3 churches, 1 district get ‘Culture of Call’ grants
Three churches and one district in the Great Plains Conference are the recipients of monetary grants that will help them develop a “Culture of Call” in the two-state region.
The churches are FirstLight (in Gardner), Lenexa and Tonganoxie United Methodist churches, all in Kansas; and the Great West District in Nebraska.
“We wanted to provide an opportunity to put some resources with casting a vision for churches and districts and different entities of the Great Plains United Methodist Church to consider what it would look like to cultivate a culture of call,” said Ashlee Alley, clergy recruitment and development director for the conference.
The grants were introduced at the annual Orders & Fellowship gathering in February in Lincoln.
“I’m kind of calling them an ‘imagination grant,’ hoping they’ll spark the imagination of folks to consider what they might be able to do in their congregations,” Alley said.
All of the grants going to churches will help fund internships to help support individual calls into the ministry:
At FirstLight, an 11-year-old congregation, three already identified members of the church – age 35 to 19 – to help them grow in their ministry leadership.
At Lenexa, funds would help provide internships for those expressing interest in the workings of the church.
At Tonganoxie, the grant will fund a “Call” Pathway similar to the Discipleship Pathway, where an intern will publicly chronicle his or her experiences.
The Great West District, the largest geographic district in the Great Plains Conference, is putting its grant to use for a retreat at Camp Norwesca near Chadron, Nebraska, that will connect interested people with mentors. The time would include learning sessions, personal reflection, mentoring opportunities and prayer.

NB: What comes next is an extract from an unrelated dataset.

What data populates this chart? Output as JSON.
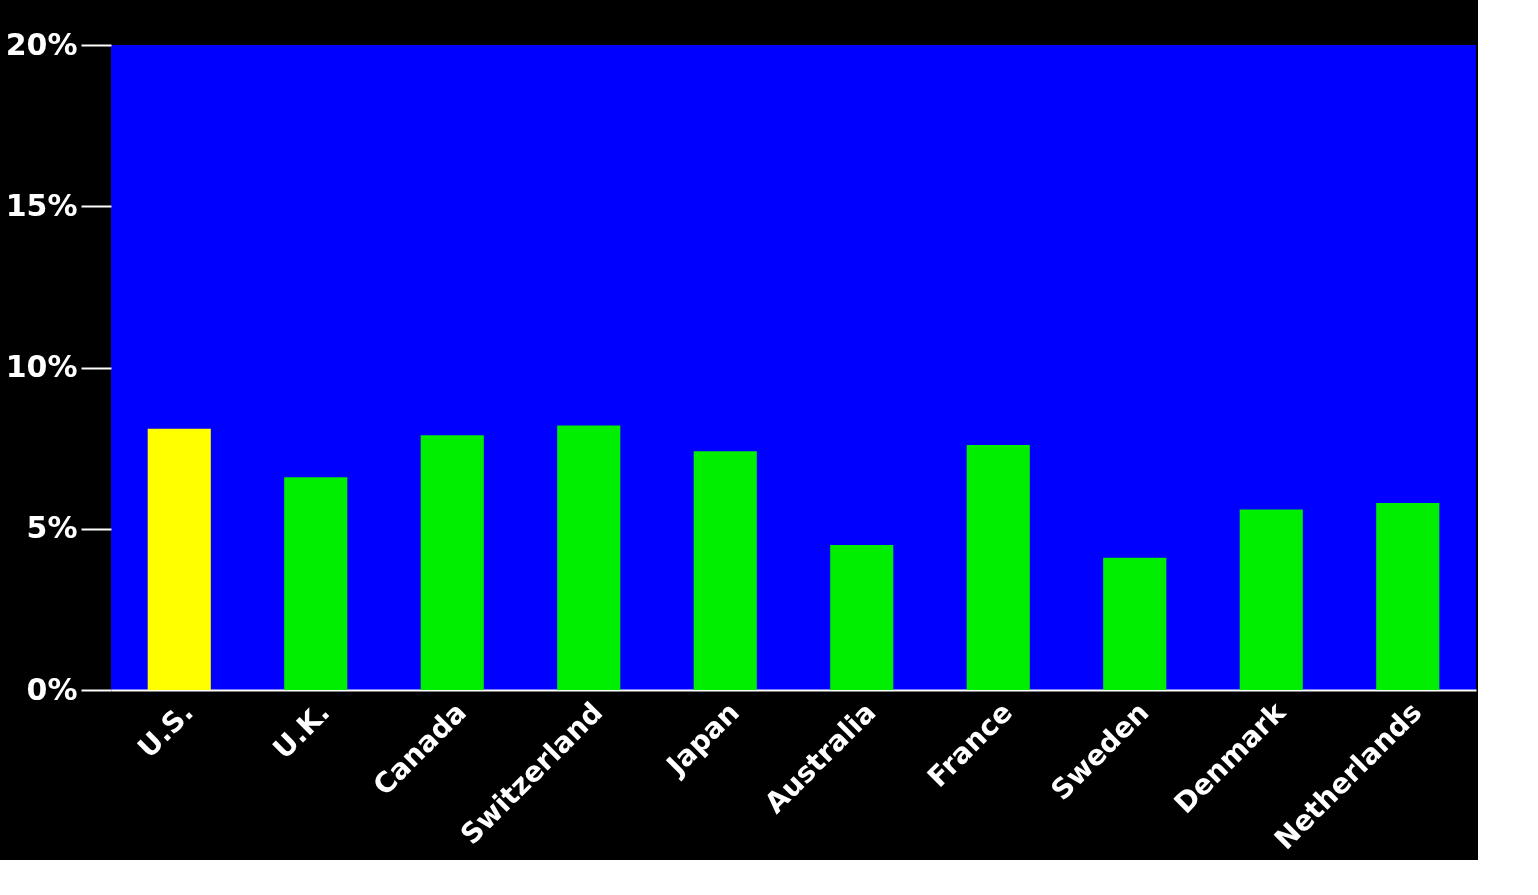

The Rev. Kay Alnor, superintendent of the Great West District, said the geography of the district – essentially, the western third of Nebraska – prevents many with an interest in any level of ministry from getting involved.
“We have a very unique district with a lot of challenges – depopulation and population in other areas. And the call to ministry takes on many forms out here,” Alnor said. “It’s very unique that we’re addressing some of those needs head-on.”
The Great West includes 53 churches in 30-plus parishes, including several three-point charges.
“A lot of people are being called into certified lay ministry track, and then some eventually become pastors,” Alnor said. “There are a lot of unique transitions into ministry that some other districts might not have.”
Alley said she was pleased with the first year of the grant applications and that she hopes to continue the program.
“We’d love to see it become an ongoing opportunity,” she said.